Key population statistics for London and it's sub-regions
|Region||Total population||Population change||Population per km2||% BME||% not UK-born|
|London sub-region: Central||1,564,700||+13%||12,129||38%||41%|
|London sub-region: East||2,836,800||+16%||6,154||45%||34%|
|London sub-region: North||996,600||+12%||2,162||37%||38%|
|London sub-region: South||1,629,100||+9%||4,188||30%||28%|
|London sub-region: West||1,880,800||+9%||4,774||48%||42%|
|Rest of England||47,069,200||+7%||366||11%||11%|
Data source: Mid-year population estimates (2018), Population of the UK by country of birth and nationality, Annual Population Survey (2018), ONS. Ethnic group populations from Annual Population Survey ONS, via London Datastore
The size of London’s population has changed dramatically over the past century; falling from a pre-Second World War high of 8.6 million people in 1939 to around 6.8 million in the 1980s.

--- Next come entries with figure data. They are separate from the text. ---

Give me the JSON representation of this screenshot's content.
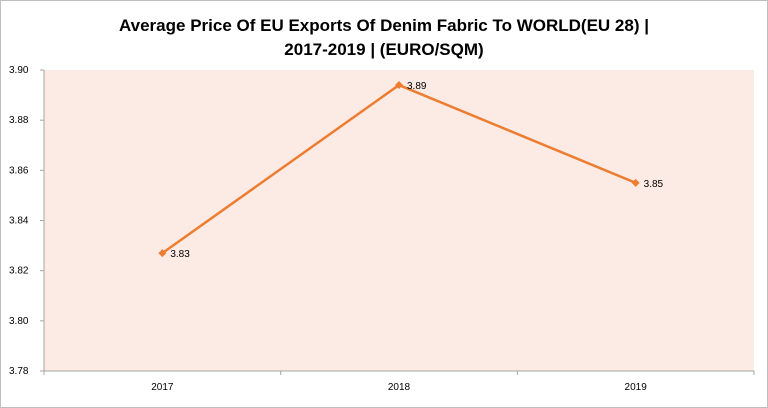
{
  "chart_data": {
    "type": "line",
    "title_lines": [
      "Average Price Of EU Exports Of Denim Fabric To WORLD(EU 28) |",
      "2017-2019 | (EURO/SQM)"
    ],
    "categories": [
      "2017",
      "2018",
      "2019"
    ],
    "series": [
      {
        "values": [
          3.827,
          3.894,
          3.855
        ],
        "labels": [
          "3.83",
          "3.89",
          "3.85"
        ]
      }
    ],
    "ylim": [
      3.78,
      3.9
    ],
    "yticks": [
      "3.78",
      "3.80",
      "3.82",
      "3.84",
      "3.86",
      "3.88",
      "3.90"
    ],
    "xlabel": "",
    "ylabel": "",
    "grid": false,
    "legend": "none",
    "colors": {
      "line": "#ED7D31",
      "plot_bg": "#FCEAE4",
      "axis": "#A6A6A6"
    }
  }
}
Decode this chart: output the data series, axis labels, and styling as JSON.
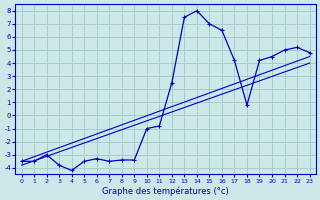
{
  "xlabel": "Graphe des températures (°c)",
  "bg_color": "#cce8e8",
  "line_color": "#0000cc",
  "grid_color": "#aacccc",
  "x_ticks": [
    0,
    1,
    2,
    3,
    4,
    5,
    6,
    7,
    8,
    9,
    10,
    11,
    12,
    13,
    14,
    15,
    16,
    17,
    18,
    19,
    20,
    21,
    22,
    23
  ],
  "y_ticks": [
    -4,
    -3,
    -2,
    -1,
    0,
    1,
    2,
    3,
    4,
    5,
    6,
    7,
    8
  ],
  "xlim": [
    -0.5,
    23.5
  ],
  "ylim": [
    -4.5,
    8.5
  ],
  "hours": [
    0,
    1,
    2,
    3,
    4,
    5,
    6,
    7,
    8,
    9,
    10,
    11,
    12,
    13,
    14,
    15,
    16,
    17,
    18,
    19,
    20,
    21,
    22,
    23
  ],
  "temps": [
    -3.5,
    -3.5,
    -3.0,
    -3.8,
    -4.2,
    -3.5,
    -3.3,
    -3.5,
    -3.4,
    -3.4,
    -1.0,
    -0.8,
    2.5,
    7.5,
    8.0,
    7.0,
    6.5,
    4.2,
    0.8,
    4.2,
    4.5,
    5.0,
    5.2,
    4.8
  ],
  "line1_x": [
    0,
    23
  ],
  "line1_y": [
    -3.5,
    4.5
  ],
  "line2_x": [
    0,
    23
  ],
  "line2_y": [
    -3.8,
    4.0
  ]
}
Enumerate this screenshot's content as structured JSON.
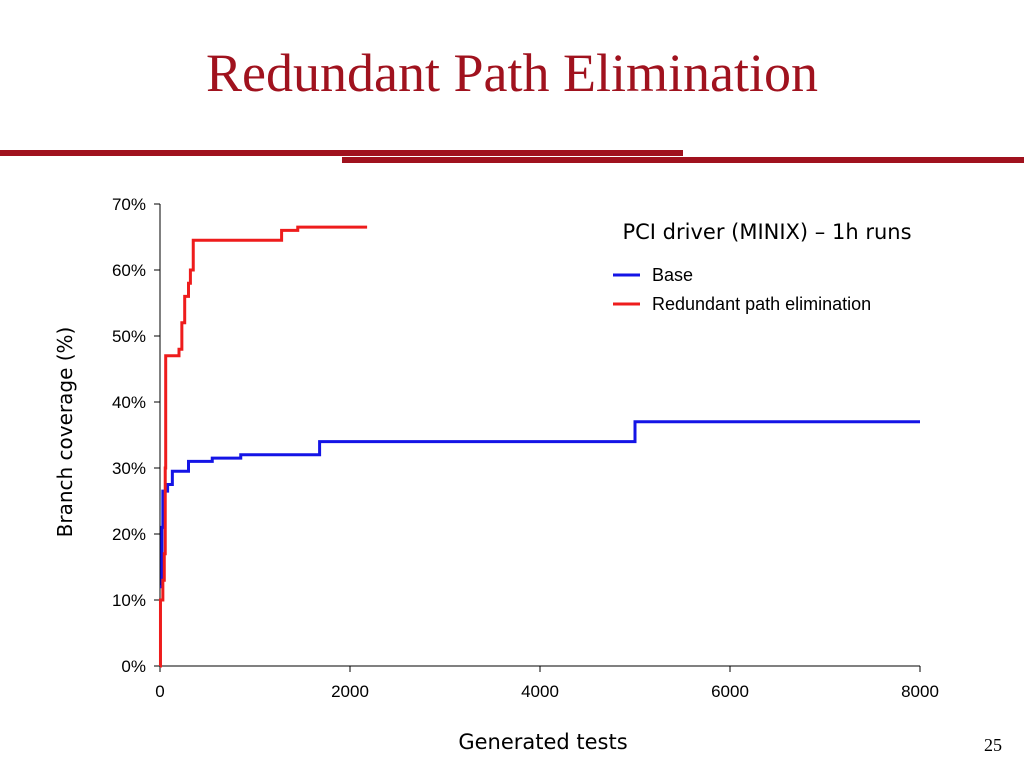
{
  "slide": {
    "title": "Redundant Path Elimination",
    "page_number": "25",
    "accent_color": "#a0121e"
  },
  "chart_data": {
    "type": "line",
    "title": "PCI driver (MINIX) – 1h runs",
    "xlabel": "Generated tests",
    "ylabel": "Branch coverage (%)",
    "xlim": [
      0,
      8000
    ],
    "ylim": [
      0,
      70
    ],
    "x_ticks": [
      0,
      2000,
      4000,
      6000,
      8000
    ],
    "x_tick_labels": [
      "0",
      "2000",
      "4000",
      "6000",
      "8000"
    ],
    "y_ticks": [
      0,
      10,
      20,
      30,
      40,
      50,
      60,
      70
    ],
    "y_tick_labels": [
      "0%",
      "10%",
      "20%",
      "30%",
      "40%",
      "50%",
      "60%",
      "70%"
    ],
    "grid": false,
    "legend": "top-right",
    "step": true,
    "series": [
      {
        "name": "Base",
        "color": "#1414e6",
        "points": [
          [
            0,
            12
          ],
          [
            20,
            21
          ],
          [
            30,
            26.5
          ],
          [
            80,
            27.5
          ],
          [
            130,
            29.5
          ],
          [
            300,
            31
          ],
          [
            550,
            31.5
          ],
          [
            850,
            32
          ],
          [
            1680,
            34
          ],
          [
            5000,
            37
          ],
          [
            8000,
            37
          ]
        ]
      },
      {
        "name": "Redundant path elimination",
        "color": "#ee1c1c",
        "points": [
          [
            0,
            0
          ],
          [
            5,
            10
          ],
          [
            30,
            13
          ],
          [
            45,
            17
          ],
          [
            55,
            30
          ],
          [
            60,
            47
          ],
          [
            200,
            48
          ],
          [
            230,
            52
          ],
          [
            260,
            56
          ],
          [
            300,
            58
          ],
          [
            320,
            60
          ],
          [
            350,
            64.5
          ],
          [
            800,
            64.5
          ],
          [
            1280,
            66
          ],
          [
            1450,
            66.5
          ],
          [
            2180,
            66.5
          ]
        ]
      }
    ]
  }
}
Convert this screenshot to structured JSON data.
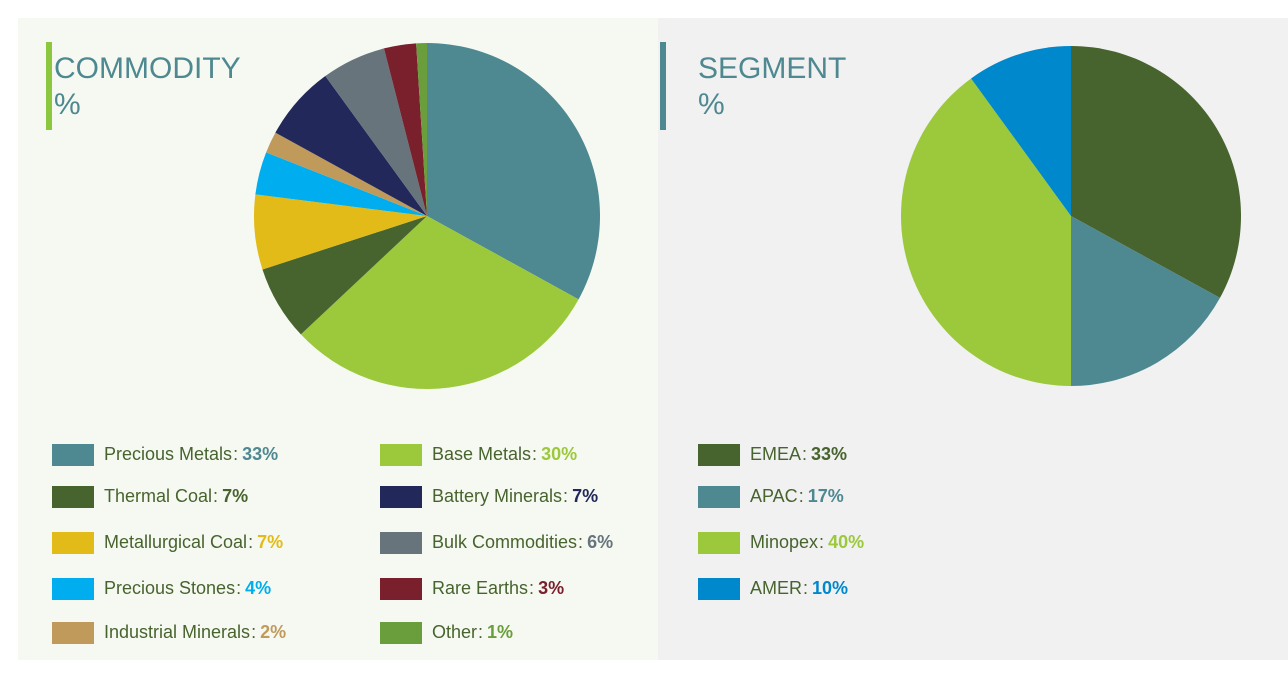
{
  "chart_data": [
    {
      "type": "pie",
      "title": "COMMODITY",
      "subtitle": "%",
      "separator": ":",
      "categories": [
        "Precious Metals",
        "Base Metals",
        "Thermal Coal",
        "Metallurgical Coal",
        "Precious Stones",
        "Industrial Minerals",
        "Battery Minerals",
        "Bulk Commodities",
        "Rare Earths",
        "Other"
      ],
      "values": [
        33,
        30,
        7,
        7,
        4,
        2,
        7,
        6,
        3,
        1
      ],
      "value_labels": [
        "33%",
        "30%",
        "7%",
        "7%",
        "4%",
        "2%",
        "7%",
        "6%",
        "3%",
        "1%"
      ],
      "colors": [
        "#4e8890",
        "#9bc93b",
        "#47632e",
        "#e2bb18",
        "#00aeef",
        "#c09a5b",
        "#22285a",
        "#67747b",
        "#7a1f2c",
        "#6a9e3c"
      ],
      "accent": "#8dc63f"
    },
    {
      "type": "pie",
      "title": "SEGMENT",
      "subtitle": "%",
      "separator": ":",
      "categories": [
        "EMEA",
        "APAC",
        "Minopex",
        "AMER"
      ],
      "values": [
        33,
        17,
        40,
        10
      ],
      "value_labels": [
        "33%",
        "17%",
        "40%",
        "10%"
      ],
      "colors": [
        "#47632e",
        "#4e8890",
        "#9bc93b",
        "#0088cc"
      ],
      "accent": "#4e8890"
    }
  ]
}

The fall was most pronounced in Inner London, which saw its population reduce by almost half over 50 years.
London’s population has been recovering since the early 1990s and hit a new high of 9 million in 2019. In a reversal of the mid-20th Century trend, both Inner and Outer London have been growing steadily, although Inner London is still a million people short of its population in 1931. By 2030, London’s population is expected to increase, but at a slower rate, with a total population of 9.4 million.